Summary
Amphenol Corporation's (APH) second quarter 2002 filing reveals a slight year-over-year revenue decline, primarily driven by weakened demand in the communications and industrial sectors, although this was partially offset by growth in aerospace and defense. Despite the revenue dip, the company is managing its expenses effectively, with SG&A as a percentage of sales remaining stable. A significant operational change is the adoption of FAS No. 142, which eliminated goodwill amortization, positively impacting reported net income compared to the prior year. The company's liquidity appears stable, with positive cash flow from operations and ample availability under its revolving credit facility. Management expects to fund ongoing operations, capital expenditures, and debt service through internal cash generation and existing credit lines.
Key Highlights
- 1Net sales for the second quarter of 2002 decreased by 1.0% to $270.9 million compared to $274.1 million in the prior year's quarter.
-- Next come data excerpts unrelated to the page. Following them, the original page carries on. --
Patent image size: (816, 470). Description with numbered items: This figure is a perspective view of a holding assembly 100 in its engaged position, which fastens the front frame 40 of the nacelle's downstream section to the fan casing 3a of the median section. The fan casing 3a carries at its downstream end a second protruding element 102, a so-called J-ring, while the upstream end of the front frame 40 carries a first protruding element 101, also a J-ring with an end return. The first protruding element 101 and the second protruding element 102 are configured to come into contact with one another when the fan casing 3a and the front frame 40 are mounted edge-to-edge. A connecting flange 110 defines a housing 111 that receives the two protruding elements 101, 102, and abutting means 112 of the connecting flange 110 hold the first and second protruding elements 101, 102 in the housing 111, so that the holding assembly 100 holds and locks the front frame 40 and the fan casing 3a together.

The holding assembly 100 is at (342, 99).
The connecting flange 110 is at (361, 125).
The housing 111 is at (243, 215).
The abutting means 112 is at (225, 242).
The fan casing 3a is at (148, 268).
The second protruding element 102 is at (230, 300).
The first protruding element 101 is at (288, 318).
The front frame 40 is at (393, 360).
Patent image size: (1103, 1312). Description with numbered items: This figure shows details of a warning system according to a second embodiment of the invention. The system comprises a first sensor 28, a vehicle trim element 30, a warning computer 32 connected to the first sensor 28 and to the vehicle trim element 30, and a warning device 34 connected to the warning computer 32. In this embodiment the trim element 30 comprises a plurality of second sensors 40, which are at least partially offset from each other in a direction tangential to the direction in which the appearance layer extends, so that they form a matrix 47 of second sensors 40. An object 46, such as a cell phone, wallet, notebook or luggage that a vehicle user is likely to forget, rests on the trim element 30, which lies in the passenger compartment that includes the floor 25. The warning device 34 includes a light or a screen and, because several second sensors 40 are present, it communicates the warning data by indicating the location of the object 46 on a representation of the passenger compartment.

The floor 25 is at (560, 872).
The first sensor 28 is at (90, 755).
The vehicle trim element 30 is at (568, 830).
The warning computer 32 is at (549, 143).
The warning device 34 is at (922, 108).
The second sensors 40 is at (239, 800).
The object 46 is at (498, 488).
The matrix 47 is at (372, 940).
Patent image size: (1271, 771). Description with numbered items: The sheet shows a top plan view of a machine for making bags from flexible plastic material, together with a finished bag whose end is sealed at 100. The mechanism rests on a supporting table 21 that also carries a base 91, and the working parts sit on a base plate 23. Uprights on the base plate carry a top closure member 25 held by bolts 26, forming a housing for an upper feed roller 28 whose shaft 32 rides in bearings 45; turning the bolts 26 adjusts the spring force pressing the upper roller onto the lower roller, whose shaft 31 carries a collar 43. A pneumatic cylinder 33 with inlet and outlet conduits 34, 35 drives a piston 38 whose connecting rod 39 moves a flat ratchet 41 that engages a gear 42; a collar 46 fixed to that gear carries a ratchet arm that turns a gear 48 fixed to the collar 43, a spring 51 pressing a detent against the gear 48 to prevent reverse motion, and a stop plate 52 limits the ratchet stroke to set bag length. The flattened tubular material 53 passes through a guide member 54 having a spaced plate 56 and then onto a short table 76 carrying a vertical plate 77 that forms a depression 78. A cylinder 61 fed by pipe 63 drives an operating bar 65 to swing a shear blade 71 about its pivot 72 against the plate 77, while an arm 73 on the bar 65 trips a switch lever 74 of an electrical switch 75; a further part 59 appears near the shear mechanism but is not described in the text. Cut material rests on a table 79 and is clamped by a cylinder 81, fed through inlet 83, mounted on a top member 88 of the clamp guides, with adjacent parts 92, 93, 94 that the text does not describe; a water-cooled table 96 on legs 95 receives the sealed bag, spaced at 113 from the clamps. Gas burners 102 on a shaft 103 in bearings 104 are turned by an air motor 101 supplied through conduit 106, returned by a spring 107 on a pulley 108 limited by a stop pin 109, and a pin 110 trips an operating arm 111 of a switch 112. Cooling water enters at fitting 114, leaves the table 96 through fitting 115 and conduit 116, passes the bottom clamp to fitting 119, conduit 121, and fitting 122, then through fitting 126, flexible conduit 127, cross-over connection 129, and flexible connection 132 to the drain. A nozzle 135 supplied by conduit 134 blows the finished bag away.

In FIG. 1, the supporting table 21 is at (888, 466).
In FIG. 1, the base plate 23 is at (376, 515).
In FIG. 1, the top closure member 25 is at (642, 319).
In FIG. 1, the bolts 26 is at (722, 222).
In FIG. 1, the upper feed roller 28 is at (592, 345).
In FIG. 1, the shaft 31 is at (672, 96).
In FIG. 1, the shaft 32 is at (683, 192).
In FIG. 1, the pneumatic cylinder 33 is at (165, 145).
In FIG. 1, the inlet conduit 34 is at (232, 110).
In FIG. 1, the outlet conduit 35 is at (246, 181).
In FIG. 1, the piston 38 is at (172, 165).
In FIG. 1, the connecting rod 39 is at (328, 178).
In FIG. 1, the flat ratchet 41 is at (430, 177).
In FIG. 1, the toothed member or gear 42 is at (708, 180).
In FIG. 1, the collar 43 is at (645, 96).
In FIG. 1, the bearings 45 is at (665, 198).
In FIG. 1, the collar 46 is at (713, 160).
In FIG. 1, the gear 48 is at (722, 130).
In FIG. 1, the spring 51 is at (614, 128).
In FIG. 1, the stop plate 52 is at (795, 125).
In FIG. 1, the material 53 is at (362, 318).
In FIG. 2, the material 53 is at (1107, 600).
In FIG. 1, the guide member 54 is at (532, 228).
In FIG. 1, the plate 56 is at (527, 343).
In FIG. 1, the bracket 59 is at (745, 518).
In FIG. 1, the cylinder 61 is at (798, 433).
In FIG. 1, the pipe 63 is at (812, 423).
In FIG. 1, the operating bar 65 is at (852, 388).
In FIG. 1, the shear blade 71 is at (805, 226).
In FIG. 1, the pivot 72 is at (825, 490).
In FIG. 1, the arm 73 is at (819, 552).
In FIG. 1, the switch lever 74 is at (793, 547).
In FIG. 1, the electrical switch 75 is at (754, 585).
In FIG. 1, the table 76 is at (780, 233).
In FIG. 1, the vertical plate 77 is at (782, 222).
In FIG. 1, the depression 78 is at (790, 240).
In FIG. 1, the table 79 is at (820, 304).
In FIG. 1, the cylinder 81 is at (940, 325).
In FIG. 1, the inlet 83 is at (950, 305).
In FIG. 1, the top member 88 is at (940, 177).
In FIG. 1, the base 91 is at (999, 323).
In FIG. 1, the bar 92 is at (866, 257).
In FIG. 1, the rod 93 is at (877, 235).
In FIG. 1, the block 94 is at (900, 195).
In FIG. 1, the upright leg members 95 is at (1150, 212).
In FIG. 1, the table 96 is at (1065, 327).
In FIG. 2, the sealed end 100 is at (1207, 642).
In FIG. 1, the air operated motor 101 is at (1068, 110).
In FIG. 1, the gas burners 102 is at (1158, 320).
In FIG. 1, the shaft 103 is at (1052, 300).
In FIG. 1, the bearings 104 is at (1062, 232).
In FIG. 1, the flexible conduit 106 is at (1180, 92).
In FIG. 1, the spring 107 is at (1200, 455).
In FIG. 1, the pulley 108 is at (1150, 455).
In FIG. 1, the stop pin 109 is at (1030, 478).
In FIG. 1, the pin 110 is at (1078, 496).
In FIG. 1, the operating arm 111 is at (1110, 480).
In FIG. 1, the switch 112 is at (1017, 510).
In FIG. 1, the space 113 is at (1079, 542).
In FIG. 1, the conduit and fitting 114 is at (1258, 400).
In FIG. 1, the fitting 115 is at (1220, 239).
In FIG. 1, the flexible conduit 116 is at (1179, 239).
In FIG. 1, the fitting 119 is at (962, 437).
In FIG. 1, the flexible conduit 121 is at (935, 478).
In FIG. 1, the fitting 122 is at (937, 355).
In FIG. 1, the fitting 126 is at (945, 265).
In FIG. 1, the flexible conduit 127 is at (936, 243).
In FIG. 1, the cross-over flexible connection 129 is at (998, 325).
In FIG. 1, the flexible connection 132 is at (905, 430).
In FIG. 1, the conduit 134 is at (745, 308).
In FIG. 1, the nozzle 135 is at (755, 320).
- 2For the six months ended June 30, 2002, net sales decreased by 11.0% to $526.8 million compared to $590.8 million in the prior year.
- 3Gross profit margin decreased to 31% in Q2 2002 from 34% in Q2 2001, attributed to lower sales volume and pricing pressures, particularly in communications markets.
- 4Adoption of FAS No. 142 eliminated goodwill amortization, a significant non-cash expense in prior periods, boosting net income and EPS.
- 5Interest expense decreased due to lower average debt levels and reduced interest rates.
- 6Cash flow from operations increased to $73.8 million in the first six months of 2002 from $45.0 million in the same period of 2001.
- 7Availability under the company's $150 million revolving credit facility was $116.8 million as of June 30, 2002, indicating strong liquidity.